Applying this definition to our asset in some examples:
  • The maximum drop from peak to valley over 5 years of Vanguard Total International Stock Index Fund is -29.6 days, which is lower, thus worse compared to the benchmark SPY (-24.5 days) in the same period.
  • Looking at maximum reduction from previous high in of -13.1 days in the period of the last 3 years, we see it is relatively larger, thus better in comparison to SPY (-18.8 days).

MaxDuration:

'The Drawdown Duration is the length of any peak to peak period, or the time between new equity highs. The Max Drawdown Duration is the worst (the maximum/longest) amount of time an investment has seen between peaks (equity highs). Many assume Max DD Duration is the length of time between new highs during which the Max DD (magnitude) occurred. But that isn’t always the case. The Max DD duration is the longest time between peaks, period. So it could be the time when the program also had its biggest peak to valley loss (and usually is, because the program needs a long time to recover from the largest loss), but it doesn’t have to be'

Which means for our asset as example:
  • Looking at the maximum time in days below previous high water mark of 734 days in the last 5 years of Vanguard Total International Stock Index Fund, we see it is relatively greater, thus worse in comparison to the benchmark SPY (488 days)
  • Looking at maximum days below previous high in of 117 days in the period of the last 3 years, we see it is relatively larger, thus worse in comparison to SPY (87 days).

AveDuration:

'The Drawdown Duration is the length of any peak to peak period, or the time between new equity highs. The Avg Drawdown Duration is the average amount of time an investment has seen between peaks (equity highs), or in other terms the average of time under water of all drawdowns.

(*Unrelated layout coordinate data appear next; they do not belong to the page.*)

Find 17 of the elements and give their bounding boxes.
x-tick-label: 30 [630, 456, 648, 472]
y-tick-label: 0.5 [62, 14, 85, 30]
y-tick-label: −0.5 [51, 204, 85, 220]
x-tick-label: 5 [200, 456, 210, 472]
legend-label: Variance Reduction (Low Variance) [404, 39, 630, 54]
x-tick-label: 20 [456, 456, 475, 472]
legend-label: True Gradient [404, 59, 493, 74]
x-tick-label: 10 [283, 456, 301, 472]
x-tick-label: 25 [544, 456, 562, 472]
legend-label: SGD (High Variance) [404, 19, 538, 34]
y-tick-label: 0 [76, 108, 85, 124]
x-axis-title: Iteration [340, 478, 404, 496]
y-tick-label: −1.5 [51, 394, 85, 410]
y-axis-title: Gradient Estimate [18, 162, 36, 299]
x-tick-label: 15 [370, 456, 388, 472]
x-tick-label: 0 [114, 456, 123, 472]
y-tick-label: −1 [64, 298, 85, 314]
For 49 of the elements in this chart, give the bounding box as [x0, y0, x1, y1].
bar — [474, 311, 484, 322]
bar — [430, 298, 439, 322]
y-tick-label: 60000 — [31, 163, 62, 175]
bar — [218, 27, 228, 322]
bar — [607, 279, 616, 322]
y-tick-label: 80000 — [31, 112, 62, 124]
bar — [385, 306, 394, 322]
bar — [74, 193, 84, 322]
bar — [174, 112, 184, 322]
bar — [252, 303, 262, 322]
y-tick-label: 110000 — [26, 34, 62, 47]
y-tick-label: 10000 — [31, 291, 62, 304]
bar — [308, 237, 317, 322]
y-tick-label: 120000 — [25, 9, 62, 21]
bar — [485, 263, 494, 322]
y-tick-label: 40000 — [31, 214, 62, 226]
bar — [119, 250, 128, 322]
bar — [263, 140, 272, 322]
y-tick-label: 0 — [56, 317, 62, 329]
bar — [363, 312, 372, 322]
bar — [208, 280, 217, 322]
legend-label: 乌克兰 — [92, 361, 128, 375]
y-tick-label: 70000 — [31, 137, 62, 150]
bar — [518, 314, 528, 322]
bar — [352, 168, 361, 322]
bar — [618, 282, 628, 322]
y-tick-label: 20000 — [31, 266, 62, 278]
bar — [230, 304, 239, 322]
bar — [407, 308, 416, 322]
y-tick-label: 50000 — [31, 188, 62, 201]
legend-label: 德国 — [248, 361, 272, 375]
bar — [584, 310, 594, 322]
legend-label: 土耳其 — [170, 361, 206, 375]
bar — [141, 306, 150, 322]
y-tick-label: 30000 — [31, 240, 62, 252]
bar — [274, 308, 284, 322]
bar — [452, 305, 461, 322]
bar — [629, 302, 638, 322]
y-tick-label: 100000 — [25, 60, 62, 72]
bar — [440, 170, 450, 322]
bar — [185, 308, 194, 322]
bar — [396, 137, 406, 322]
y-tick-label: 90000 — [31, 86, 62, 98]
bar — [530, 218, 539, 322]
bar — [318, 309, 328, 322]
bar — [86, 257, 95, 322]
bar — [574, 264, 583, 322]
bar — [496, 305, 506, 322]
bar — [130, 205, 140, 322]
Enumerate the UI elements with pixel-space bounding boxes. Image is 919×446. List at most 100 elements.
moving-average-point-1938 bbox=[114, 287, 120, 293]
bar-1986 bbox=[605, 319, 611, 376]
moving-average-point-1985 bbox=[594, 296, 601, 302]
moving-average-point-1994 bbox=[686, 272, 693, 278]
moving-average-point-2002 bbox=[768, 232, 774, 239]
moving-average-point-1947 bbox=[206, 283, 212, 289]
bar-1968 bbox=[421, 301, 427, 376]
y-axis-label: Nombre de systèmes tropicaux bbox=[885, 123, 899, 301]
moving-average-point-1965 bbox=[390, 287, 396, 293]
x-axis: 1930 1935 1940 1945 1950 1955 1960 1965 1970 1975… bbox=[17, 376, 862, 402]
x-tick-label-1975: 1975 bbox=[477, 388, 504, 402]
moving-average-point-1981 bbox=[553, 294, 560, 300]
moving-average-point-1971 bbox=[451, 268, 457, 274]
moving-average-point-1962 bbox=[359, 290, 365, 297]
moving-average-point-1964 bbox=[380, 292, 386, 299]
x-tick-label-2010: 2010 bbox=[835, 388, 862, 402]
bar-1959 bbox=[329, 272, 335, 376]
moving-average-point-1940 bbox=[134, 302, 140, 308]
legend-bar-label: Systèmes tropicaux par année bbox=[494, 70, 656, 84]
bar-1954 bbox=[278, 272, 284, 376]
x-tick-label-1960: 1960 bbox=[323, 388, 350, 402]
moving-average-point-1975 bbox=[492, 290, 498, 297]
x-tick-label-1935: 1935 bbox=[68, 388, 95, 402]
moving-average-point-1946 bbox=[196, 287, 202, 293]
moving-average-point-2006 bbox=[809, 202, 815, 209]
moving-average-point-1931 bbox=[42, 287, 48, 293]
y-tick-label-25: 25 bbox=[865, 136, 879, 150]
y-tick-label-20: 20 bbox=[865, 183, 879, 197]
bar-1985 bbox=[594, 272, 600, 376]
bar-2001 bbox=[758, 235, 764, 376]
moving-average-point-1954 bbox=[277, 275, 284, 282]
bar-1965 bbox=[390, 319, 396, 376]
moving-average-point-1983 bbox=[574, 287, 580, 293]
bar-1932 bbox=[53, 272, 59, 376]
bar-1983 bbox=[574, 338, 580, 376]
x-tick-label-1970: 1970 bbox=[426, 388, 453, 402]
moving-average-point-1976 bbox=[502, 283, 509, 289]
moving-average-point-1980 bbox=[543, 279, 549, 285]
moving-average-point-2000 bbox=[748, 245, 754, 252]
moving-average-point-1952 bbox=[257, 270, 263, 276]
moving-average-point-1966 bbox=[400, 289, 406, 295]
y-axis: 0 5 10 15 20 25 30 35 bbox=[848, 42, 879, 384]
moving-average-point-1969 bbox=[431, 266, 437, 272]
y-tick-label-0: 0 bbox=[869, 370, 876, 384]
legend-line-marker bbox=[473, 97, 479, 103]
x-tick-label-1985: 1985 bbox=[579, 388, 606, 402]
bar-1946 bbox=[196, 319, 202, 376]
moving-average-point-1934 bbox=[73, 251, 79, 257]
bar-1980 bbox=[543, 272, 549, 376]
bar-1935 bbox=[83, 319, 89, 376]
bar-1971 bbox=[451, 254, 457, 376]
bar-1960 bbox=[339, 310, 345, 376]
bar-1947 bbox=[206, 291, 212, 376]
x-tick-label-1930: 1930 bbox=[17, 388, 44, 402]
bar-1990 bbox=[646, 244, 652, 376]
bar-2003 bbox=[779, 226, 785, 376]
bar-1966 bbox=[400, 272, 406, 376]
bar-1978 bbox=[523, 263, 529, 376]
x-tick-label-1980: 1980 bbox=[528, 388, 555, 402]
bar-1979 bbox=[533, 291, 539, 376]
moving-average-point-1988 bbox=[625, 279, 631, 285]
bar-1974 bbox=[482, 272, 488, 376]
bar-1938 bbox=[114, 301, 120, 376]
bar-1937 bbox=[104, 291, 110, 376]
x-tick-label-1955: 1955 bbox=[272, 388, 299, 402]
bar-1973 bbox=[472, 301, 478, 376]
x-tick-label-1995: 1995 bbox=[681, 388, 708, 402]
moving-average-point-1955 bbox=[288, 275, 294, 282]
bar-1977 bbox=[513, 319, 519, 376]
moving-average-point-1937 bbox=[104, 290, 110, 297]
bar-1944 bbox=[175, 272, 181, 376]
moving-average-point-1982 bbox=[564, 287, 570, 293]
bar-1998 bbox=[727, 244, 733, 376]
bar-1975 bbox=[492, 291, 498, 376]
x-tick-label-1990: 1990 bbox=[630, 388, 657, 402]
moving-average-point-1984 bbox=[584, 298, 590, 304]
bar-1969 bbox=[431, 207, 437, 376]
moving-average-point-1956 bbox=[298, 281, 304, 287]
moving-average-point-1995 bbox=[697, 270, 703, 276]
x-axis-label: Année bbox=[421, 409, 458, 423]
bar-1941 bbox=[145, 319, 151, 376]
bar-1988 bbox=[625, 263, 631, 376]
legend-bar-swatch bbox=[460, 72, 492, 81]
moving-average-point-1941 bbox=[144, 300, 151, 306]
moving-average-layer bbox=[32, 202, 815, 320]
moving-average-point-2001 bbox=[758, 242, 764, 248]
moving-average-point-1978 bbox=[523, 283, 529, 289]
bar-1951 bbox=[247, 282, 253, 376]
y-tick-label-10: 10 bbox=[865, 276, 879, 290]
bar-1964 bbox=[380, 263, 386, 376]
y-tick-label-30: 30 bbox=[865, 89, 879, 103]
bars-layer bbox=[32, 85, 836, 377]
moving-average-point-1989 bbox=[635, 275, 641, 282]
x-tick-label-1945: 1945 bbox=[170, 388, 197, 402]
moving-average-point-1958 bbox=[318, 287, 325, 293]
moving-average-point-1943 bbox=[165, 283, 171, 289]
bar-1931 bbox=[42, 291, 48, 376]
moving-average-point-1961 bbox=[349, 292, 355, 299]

So in contrast to the Maximum duration it does not measure only one drawdown event but calculates the average of all.'

Which means for our asset as example:
  • The average days under water over 5 years of Vanguard Total International Stock Index Fund is 241 days, which is higher, thus worse compared to the benchmark SPY (120 days) in the same period.
  • Looking at average days below previous high in of 30 days in the period of the last 3 years, we see it is relatively greater, thus worse in comparison to SPY (21 days).

Performance (YTD)

Historical returns have been extended using synthetic data.

Allocations ()

Allocations

Returns (%)

  • Note that yearly returns do not equal the sum of monthly returns due to compounding.
  • Performance results of Vanguard Total International Stock Index Fund are hypothetical and do not account for slippage, fees or taxes.